May holding Trump's hand shortly after he became president was indeed symbolic. Those who justify
ignoring experts often talk
about them as ‘unaccountable elites’ who have ulterior motives in giving
the advice they do. In reality ignoring expertise means dismissing
evidence, ignoring history and experience, and eventually denying
straightforward facts.
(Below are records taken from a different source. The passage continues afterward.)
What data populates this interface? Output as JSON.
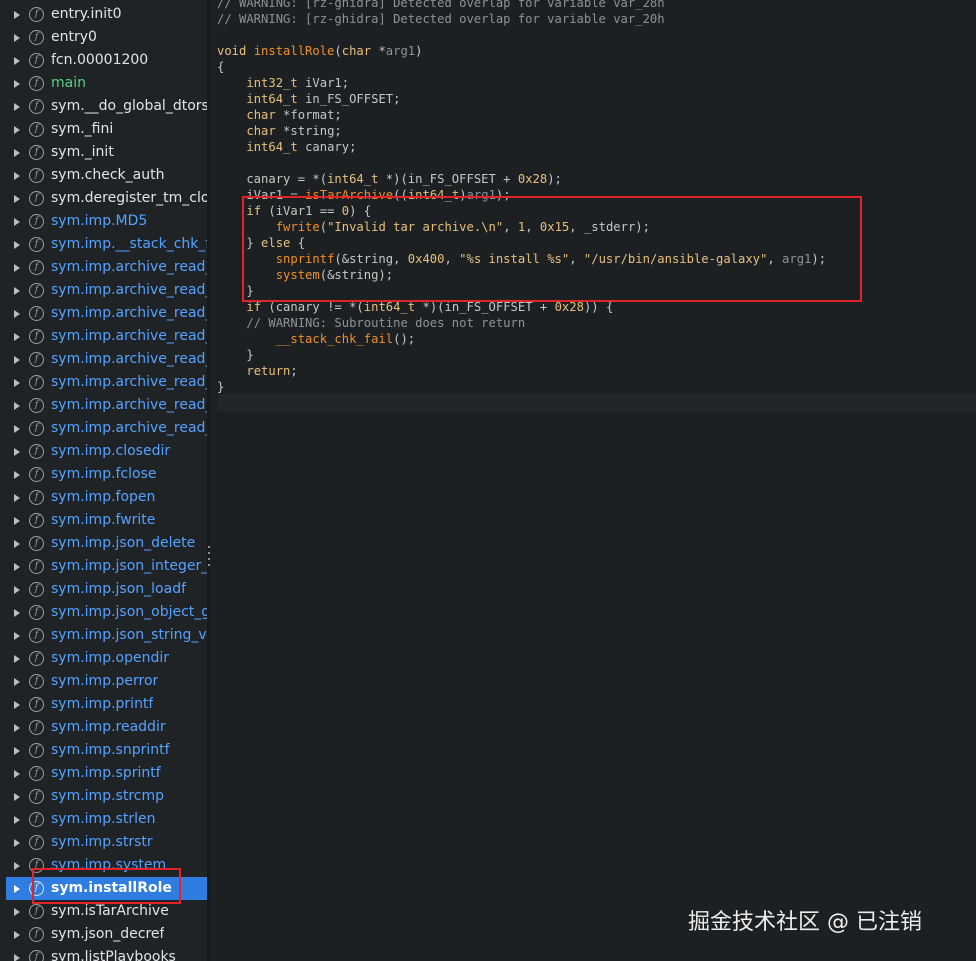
{
  "sidebar": {
    "items": [
      {
        "label": "entry.init0",
        "color": "white"
      },
      {
        "label": "entry0",
        "color": "white"
      },
      {
        "label": "fcn.00001200",
        "color": "white"
      },
      {
        "label": "main",
        "color": "green"
      },
      {
        "label": "sym.__do_global_dtors_",
        "color": "white"
      },
      {
        "label": "sym._fini",
        "color": "white"
      },
      {
        "label": "sym._init",
        "color": "white"
      },
      {
        "label": "sym.check_auth",
        "color": "white"
      },
      {
        "label": "sym.deregister_tm_clon",
        "color": "white"
      },
      {
        "label": "sym.imp.MD5",
        "color": "blue"
      },
      {
        "label": "sym.imp.__stack_chk_fa",
        "color": "blue"
      },
      {
        "label": "sym.imp.archive_read_c",
        "color": "blue"
      },
      {
        "label": "sym.imp.archive_read_c",
        "color": "blue"
      },
      {
        "label": "sym.imp.archive_read_f",
        "color": "blue"
      },
      {
        "label": "sym.imp.archive_read_n",
        "color": "blue"
      },
      {
        "label": "sym.imp.archive_read_n",
        "color": "blue"
      },
      {
        "label": "sym.imp.archive_read_o",
        "color": "blue"
      },
      {
        "label": "sym.imp.archive_read_s",
        "color": "blue"
      },
      {
        "label": "sym.imp.archive_read_s",
        "color": "blue"
      },
      {
        "label": "sym.imp.closedir",
        "color": "blue"
      },
      {
        "label": "sym.imp.fclose",
        "color": "blue"
      },
      {
        "label": "sym.imp.fopen",
        "color": "blue"
      },
      {
        "label": "sym.imp.fwrite",
        "color": "blue"
      },
      {
        "label": "sym.imp.json_delete",
        "color": "blue"
      },
      {
        "label": "sym.imp.json_integer_v",
        "color": "blue"
      },
      {
        "label": "sym.imp.json_loadf",
        "color": "blue"
      },
      {
        "label": "sym.imp.json_object_ge",
        "color": "blue"
      },
      {
        "label": "sym.imp.json_string_va",
        "color": "blue"
      },
      {
        "label": "sym.imp.opendir",
        "color": "blue"
      },
      {
        "label": "sym.imp.perror",
        "color": "blue"
      },
      {
        "label": "sym.imp.printf",
        "color": "blue"
      },
      {
        "label": "sym.imp.readdir",
        "color": "blue"
      },
      {
        "label": "sym.imp.snprintf",
        "color": "blue"
      },
      {
        "label": "sym.imp.sprintf",
        "color": "blue"
      },
      {
        "label": "sym.imp.strcmp",
        "color": "blue"
      },
      {
        "label": "sym.imp.strlen",
        "color": "blue"
      },
      {
        "label": "sym.imp.strstr",
        "color": "blue"
      },
      {
        "label": "sym.imp.system",
        "color": "blue"
      },
      {
        "label": "sym.installRole",
        "color": "selected"
      },
      {
        "label": "sym.isTarArchive",
        "color": "white"
      },
      {
        "label": "sym.json_decref",
        "color": "white"
      },
      {
        "label": "sym.listPlaybooks",
        "color": "white"
      }
    ]
  },
  "code": {
    "lines": [
      [
        [
          "cm",
          "// WARNING: [rz-ghidra] Detected overlap for variable var_28h"
        ]
      ],
      [
        [
          "cm",
          "// WARNING: [rz-ghidra] Detected overlap for variable var_20h"
        ]
      ],
      [],
      [
        [
          "kw",
          "void "
        ],
        [
          "fn",
          "installRole"
        ],
        [
          "tx",
          "("
        ],
        [
          "ty",
          "char"
        ],
        [
          "tx",
          " *"
        ],
        [
          "ar",
          "arg1"
        ],
        [
          "tx",
          ")"
        ]
      ],
      [
        [
          "tx",
          "{"
        ]
      ],
      [
        [
          "tx",
          "    "
        ],
        [
          "ty",
          "int32_t"
        ],
        [
          "tx",
          " iVar1;"
        ]
      ],
      [
        [
          "tx",
          "    "
        ],
        [
          "ty",
          "int64_t"
        ],
        [
          "tx",
          " in_FS_OFFSET;"
        ]
      ],
      [
        [
          "tx",
          "    "
        ],
        [
          "ty",
          "char"
        ],
        [
          "tx",
          " *format;"
        ]
      ],
      [
        [
          "tx",
          "    "
        ],
        [
          "ty",
          "char"
        ],
        [
          "tx",
          " *string;"
        ]
      ],
      [
        [
          "tx",
          "    "
        ],
        [
          "ty",
          "int64_t"
        ],
        [
          "tx",
          " canary;"
        ]
      ],
      [],
      [
        [
          "tx",
          "    canary = *("
        ],
        [
          "ty",
          "int64_t"
        ],
        [
          "tx",
          " *)(in_FS_OFFSET + "
        ],
        [
          "nu",
          "0x28"
        ],
        [
          "tx",
          ");"
        ]
      ],
      [
        [
          "tx",
          "    iVar1 = "
        ],
        [
          "fn",
          "isTarArchive"
        ],
        [
          "tx",
          "(("
        ],
        [
          "ty",
          "int64_t"
        ],
        [
          "tx",
          ")"
        ],
        [
          "ar",
          "arg1"
        ],
        [
          "tx",
          ");"
        ]
      ],
      [
        [
          "tx",
          "    "
        ],
        [
          "kw",
          "if"
        ],
        [
          "tx",
          " (iVar1 == "
        ],
        [
          "nu",
          "0"
        ],
        [
          "tx",
          ") {"
        ]
      ],
      [
        [
          "tx",
          "        "
        ],
        [
          "fn",
          "fwrite"
        ],
        [
          "tx",
          "("
        ],
        [
          "st",
          "\"Invalid tar archive.\\n\""
        ],
        [
          "tx",
          ", "
        ],
        [
          "nu",
          "1"
        ],
        [
          "tx",
          ", "
        ],
        [
          "nu",
          "0x15"
        ],
        [
          "tx",
          ", _stderr);"
        ]
      ],
      [
        [
          "tx",
          "    } "
        ],
        [
          "kw",
          "else"
        ],
        [
          "tx",
          " {"
        ]
      ],
      [
        [
          "tx",
          "        "
        ],
        [
          "fn",
          "snprintf"
        ],
        [
          "tx",
          "(&string, "
        ],
        [
          "nu",
          "0x400"
        ],
        [
          "tx",
          ", "
        ],
        [
          "st",
          "\"%s install %s\""
        ],
        [
          "tx",
          ", "
        ],
        [
          "st",
          "\"/usr/bin/ansible-galaxy\""
        ],
        [
          "tx",
          ", "
        ],
        [
          "ar",
          "arg1"
        ],
        [
          "tx",
          ");"
        ]
      ],
      [
        [
          "tx",
          "        "
        ],
        [
          "fn",
          "system"
        ],
        [
          "tx",
          "(&string);"
        ]
      ],
      [
        [
          "tx",
          "    }"
        ]
      ],
      [
        [
          "tx",
          "    "
        ],
        [
          "kw",
          "if"
        ],
        [
          "tx",
          " (canary != *("
        ],
        [
          "ty",
          "int64_t"
        ],
        [
          "tx",
          " *)(in_FS_OFFSET + "
        ],
        [
          "nu",
          "0x28"
        ],
        [
          "tx",
          ")) {"
        ]
      ],
      [
        [
          "tx",
          "    "
        ],
        [
          "cm",
          "// WARNING: Subroutine does not return"
        ]
      ],
      [
        [
          "tx",
          "        "
        ],
        [
          "fn",
          "__stack_chk_fail"
        ],
        [
          "tx",
          "();"
        ]
      ],
      [
        [
          "tx",
          "    }"
        ]
      ],
      [
        [
          "tx",
          "    "
        ],
        [
          "kw",
          "return"
        ],
        [
          "tx",
          ";"
        ]
      ],
      [
        [
          "tx",
          "}"
        ]
      ]
    ]
  },
  "colors": {
    "sidebar_bg": "#202326",
    "code_bg": "#1d2023",
    "selected_bg": "#2f7de0",
    "highlight_box": "#e0252a"
  },
  "watermark": "掘金技术社区 @ 已注销"
}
It leads to the politics of barefaced lying, such as asserting that a new trade agreement can be negotiated in little over a year. [2] This
disdain for knowledge is not a prerogative of the right: you can find
it on the left among those who say, for example,
that all social science is inherently value laden and therefore
political. (Ironically often dismissing mainstream economics as a buttress of
neoliberalism, the same economics that the right are
so keen to discredit.) The difference is that that the knowledge dismissing right have power in the UK and US, and so we are suffering
the consequences of their evidence-free politics.
[1] Sir Keith Joseph tried to abolish the Social Science Research Council.
[2] It seems finally that the government has accepted a reality that was obvious months ago to those who listened to experts.
[2] It seems finally that the government has accepted a reality that was obvious months ago to those who listened to experts.
**Postscript 21/07/17 As Sasha Clarkson reminds me, one of that group now spends his time denying climate change.